Reply-To: xlpang@redhat.com
Subject: Re: [PATCH] sched/deadline/rtmutex: Fix a PI crash for deadline tasks
References: <56FE78E0.5060504@redhat.com> <20160401215143.GB2906@worktop>
 <57037974.1020002@redhat.com>
 <20160405091954.GI3448@twins.programming.kicks-ass.net>
 <20160405092954.GC24771@twins.programming.kicks-ass.net>
 <20160408122510.15978179@gandalf.local.home> <20160408173835.GC1087@worktop>
 <20160408145055.13c98a75@gandalf.local.home>
 <20160408185916.GQ3448@twins.programming.kicks-ass.net>
 <57087633.3020700@redhat.com>
 <20160409132935.GU3448@twins.programming.kicks-ass.net>
 <570A0D37.8080400@redhat.com>
To: Peter Zijlstra <peterz@infradead.org>
Cc: Steven Rostedt <rostedt@goodmis.org>, linux-kernel@vger.kernel.org,
        Juri Lelli <juri.lelli@arm.com>, Ingo Molnar <mingo@redhat.com>,
        Thomas Gleixner <tglx@linutronix.de>
From: Xunlei Pang <xpang@redhat.com>
Message-ID: <570C6694.50803@redhat.com>
Date: Tue, 12 Apr 2016 11:08:04 +0800
User-Agent: Mozilla/5.0 (X11; Linux x86_64; rv:38.0) Gecko/20100101
 Thunderbird/38.2.0
MIME-Version: 1.0
In-Reply-To: <570A0D37.8080400@redhat.com>
Content-Type: text/plain; charset=UTF-8
Content-Transfer-Encoding: 8bit
Sender: linux-kernel-owner@vger.kernel.org
Content-Length: 4151
Lines: 92

On 2016／04／10 at 16:22, Xunlei Pang wrote:
> On 2016/04/09 at 21:29, Peter Zijlstra wrote:
>> On Sat, Apr 09, 2016 at 11:25:39AM +0800, Xunlei Pang wrote:
>>
>>>> In any case, I just realized we do not in fact provide this guarantee
>>>> (of pointing to a blocked task) that needs a bit more work.
>>> Current patch calls rt_mutex_adjust_prio() before wake_up_q() the
>>> wakee, at that moment the wakee has been removed by
>>> rt_mutex_slowunlock()->mark_wakeup_next_waiter(), from current's
>>> pi_waiters, rt_mutex_adjust_prio() won't see this wakee, so I think
>>> this should not be problem.
>> No, any wakeup after mark_wakeup_next_waiter() will make the task run.
>> And since we must always consider spurious wakeups, we cannot rely on us
>> (eg. our wake_up_q call) being the one and only.
>>
>> Therefore it is possible and the only thing that stands between us and
>> doom is the fact that the wake_q stuff holds a task reference.
>>
>> But we cannot guarantee that the task we have a pointer to is in fact
>> blocked.
> Does that really matters? the pointer is accessed on behalf of current,  and current
> will call rt_mutex_adjust_prio() very soon to update the right pointer.
>
> Also the pointer is used to update current's deadline/runtime, we can restore these
> params in rt_mutex_setprio() for deboost cases.
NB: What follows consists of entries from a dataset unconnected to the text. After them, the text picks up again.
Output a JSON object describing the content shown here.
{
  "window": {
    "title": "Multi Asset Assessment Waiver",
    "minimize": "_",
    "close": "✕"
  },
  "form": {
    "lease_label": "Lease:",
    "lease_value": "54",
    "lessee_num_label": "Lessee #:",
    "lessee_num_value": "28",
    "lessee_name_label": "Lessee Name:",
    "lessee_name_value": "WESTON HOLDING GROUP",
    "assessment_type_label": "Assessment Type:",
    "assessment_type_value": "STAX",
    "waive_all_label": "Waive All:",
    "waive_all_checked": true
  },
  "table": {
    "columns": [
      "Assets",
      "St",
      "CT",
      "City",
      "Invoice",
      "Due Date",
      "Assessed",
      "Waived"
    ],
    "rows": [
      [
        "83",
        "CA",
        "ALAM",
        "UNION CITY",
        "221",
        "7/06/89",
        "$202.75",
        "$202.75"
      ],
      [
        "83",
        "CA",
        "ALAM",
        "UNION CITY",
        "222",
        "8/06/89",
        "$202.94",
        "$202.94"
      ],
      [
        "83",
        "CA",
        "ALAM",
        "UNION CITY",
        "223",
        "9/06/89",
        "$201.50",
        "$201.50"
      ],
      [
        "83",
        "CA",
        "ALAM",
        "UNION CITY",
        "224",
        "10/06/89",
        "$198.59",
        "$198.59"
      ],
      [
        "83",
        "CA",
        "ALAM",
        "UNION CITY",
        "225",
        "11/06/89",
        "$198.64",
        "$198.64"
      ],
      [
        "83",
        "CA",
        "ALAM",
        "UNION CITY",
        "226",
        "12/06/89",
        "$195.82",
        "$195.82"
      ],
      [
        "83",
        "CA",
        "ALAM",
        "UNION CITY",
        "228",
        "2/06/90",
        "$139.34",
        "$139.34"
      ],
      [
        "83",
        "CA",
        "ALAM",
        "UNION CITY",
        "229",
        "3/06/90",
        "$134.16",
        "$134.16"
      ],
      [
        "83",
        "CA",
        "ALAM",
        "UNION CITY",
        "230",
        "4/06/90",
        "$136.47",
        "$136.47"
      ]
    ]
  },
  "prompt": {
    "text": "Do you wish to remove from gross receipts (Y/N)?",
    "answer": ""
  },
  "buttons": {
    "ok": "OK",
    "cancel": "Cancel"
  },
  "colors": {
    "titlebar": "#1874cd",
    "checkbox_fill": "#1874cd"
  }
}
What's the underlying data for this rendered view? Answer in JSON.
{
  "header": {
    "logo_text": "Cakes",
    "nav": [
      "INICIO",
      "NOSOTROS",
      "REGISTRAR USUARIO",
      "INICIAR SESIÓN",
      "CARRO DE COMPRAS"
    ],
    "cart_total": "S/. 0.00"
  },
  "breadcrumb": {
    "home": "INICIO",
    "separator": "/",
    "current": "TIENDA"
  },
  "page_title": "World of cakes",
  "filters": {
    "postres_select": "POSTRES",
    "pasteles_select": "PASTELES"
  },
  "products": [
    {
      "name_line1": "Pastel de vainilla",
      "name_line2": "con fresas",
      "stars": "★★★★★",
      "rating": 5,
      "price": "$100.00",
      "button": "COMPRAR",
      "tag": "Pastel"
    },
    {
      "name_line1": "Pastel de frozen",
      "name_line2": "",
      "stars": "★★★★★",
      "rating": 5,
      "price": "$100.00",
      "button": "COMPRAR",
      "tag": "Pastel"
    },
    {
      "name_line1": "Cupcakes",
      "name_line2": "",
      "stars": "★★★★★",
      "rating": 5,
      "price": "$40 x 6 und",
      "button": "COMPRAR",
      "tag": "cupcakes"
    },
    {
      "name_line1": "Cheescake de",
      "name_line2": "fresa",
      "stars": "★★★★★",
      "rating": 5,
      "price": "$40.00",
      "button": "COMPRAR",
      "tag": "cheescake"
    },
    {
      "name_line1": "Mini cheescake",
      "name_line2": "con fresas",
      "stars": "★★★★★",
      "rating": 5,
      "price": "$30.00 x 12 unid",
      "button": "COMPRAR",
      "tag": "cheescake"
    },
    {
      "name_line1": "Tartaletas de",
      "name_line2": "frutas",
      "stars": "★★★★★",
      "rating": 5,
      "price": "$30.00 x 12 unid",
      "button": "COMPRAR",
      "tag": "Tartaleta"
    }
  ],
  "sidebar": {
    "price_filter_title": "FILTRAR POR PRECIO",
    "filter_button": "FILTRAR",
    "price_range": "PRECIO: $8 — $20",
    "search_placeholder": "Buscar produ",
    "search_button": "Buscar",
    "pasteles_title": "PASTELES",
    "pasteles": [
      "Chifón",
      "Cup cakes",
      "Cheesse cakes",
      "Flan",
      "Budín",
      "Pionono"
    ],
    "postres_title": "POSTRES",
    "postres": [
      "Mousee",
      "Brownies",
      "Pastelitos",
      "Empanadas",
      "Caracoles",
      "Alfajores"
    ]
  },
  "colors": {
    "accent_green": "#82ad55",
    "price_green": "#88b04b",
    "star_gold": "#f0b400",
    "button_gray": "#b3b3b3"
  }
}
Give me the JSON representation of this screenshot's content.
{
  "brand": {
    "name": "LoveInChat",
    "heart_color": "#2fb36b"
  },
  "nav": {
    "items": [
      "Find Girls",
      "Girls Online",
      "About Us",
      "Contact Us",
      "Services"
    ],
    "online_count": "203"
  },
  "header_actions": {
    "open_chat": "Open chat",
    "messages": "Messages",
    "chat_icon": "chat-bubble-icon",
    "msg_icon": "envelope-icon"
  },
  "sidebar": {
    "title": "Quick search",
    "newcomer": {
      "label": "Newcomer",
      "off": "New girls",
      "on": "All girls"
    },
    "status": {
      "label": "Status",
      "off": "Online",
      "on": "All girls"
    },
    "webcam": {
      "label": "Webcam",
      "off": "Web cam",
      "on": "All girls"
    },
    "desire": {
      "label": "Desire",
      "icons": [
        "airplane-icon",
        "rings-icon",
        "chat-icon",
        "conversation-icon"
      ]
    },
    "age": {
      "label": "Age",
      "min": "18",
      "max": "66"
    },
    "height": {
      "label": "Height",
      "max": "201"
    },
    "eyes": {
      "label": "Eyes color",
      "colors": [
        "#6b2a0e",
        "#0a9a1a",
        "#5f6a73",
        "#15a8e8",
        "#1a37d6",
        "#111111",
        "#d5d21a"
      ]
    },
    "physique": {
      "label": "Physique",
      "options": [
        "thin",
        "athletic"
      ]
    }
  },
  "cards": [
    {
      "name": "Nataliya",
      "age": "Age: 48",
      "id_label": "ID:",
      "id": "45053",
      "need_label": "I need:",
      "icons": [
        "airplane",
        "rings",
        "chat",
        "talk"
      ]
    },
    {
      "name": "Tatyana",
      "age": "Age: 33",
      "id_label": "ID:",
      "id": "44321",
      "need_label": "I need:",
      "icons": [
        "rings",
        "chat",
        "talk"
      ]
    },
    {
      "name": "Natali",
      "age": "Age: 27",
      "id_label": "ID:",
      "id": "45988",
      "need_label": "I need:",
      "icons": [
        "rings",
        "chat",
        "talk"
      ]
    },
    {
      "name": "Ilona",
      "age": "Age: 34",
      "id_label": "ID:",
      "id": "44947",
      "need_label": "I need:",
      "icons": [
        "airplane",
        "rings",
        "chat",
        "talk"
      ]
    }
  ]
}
I just checked current code,  it did
> nothing to restore current's deadline/runtime when deboosting, maybe we can leave
> this job to future deadline bandwidth inheritance?
>
> Regards,
> Xunlei
>

I spotted another issue, we access pi_task without any lock in enqueue_task_dl(),
though we have "dl_prio(pi_task->normal_prio)" condition, that's not enough, "dl_period"
and "dl_runtime" of pi_task can change, if it changed to !deadline class, dl_runtime
was cleared to 0, we will hit a forever loop in replenish_dl_entity() below:
    while (dl_se->runtime <= 0) {
        dl_se->deadline += pi_se->dl_period;
        dl_se->runtime += pi_se->dl_runtime;
    }

or hit "BUG_ON(pi_se->dl_runtime <= 0);".

That's all because without any lock of that task, there is no guarantee.

So I'm thinking of adding more members in rt_mutex_waiter(we don't lose memory,
it's defined on stack) and use this structure instead of task_struct as the top waiter
(i.e. using get_pi_top_waiter() instead of get_pi_top_task()), like:

Step1:
struct rt_mutex_waiter {
         int prio;
+       /* updated under waiter's pi_lock and rt_mutex lock */
+       u64 dl_runtime, dl_period;
+       /*
+        * under owner's pi_lock, rq lock, and rt_mutex lock, copied
+        * directly from dl_runtime, dl_period(under same rt_mutex lock).
+        */
+       u64 dl_runtime_copy, dl_period_copy;

Similarly, adding the memember in task_struct:
#ifdef CONFIG_RT_MUTEXES
    /* PI waiters blocked on a rt_mutex held by this task */
    struct rb_root pi_waiters;
    struct rb_node *pi_waiters_leftmost;
+  struct rb_node *pi_waiters_leftmost_copy; /* updated unlock pi_lock and rq lock */
    /* Deadlock detection and priority inheritance handling */
    struct rt_mutex_waiter *pi_blocked_on;
#endif

Then, we can update "pi_waiters_leftmost_copy" together with "dl_runtime_copy"
and "dl_period_copy" under rq lock, then enqueue_task_dl() can access them
without any problem.

Step2:
We must update "dl_runtime_copy" and "dl_period_copy" under rt_mutex lock,
because it is copied from "dl_runtime" and "dl_period" of rt_mutex_waiter, so we
add a new update function as long as we held rq lock and rt_mutex lock, mainly
can be implemented in rt_mutex_setprio.

Step3:
Note that rt_mutex_setprio() can be called without rtmutex lock by rt_mutex_adjust_prio(),
we can add a parameter to indicate not doing the copy-updating work at that place,
the same applies to rt_mutex_setprio(add a new waiter parameter and keep the original
"prio" parameter). Then we can do the copy-updating work in mark_wakeup_next_waiter()
before unlocking current's pi_lock, as long as we hold rq lock, because rtmutex lock and
owner's pi_lock was already held.

This can also solve the issue you mentioned with only a little overhead involved.

Regards,
Xunlei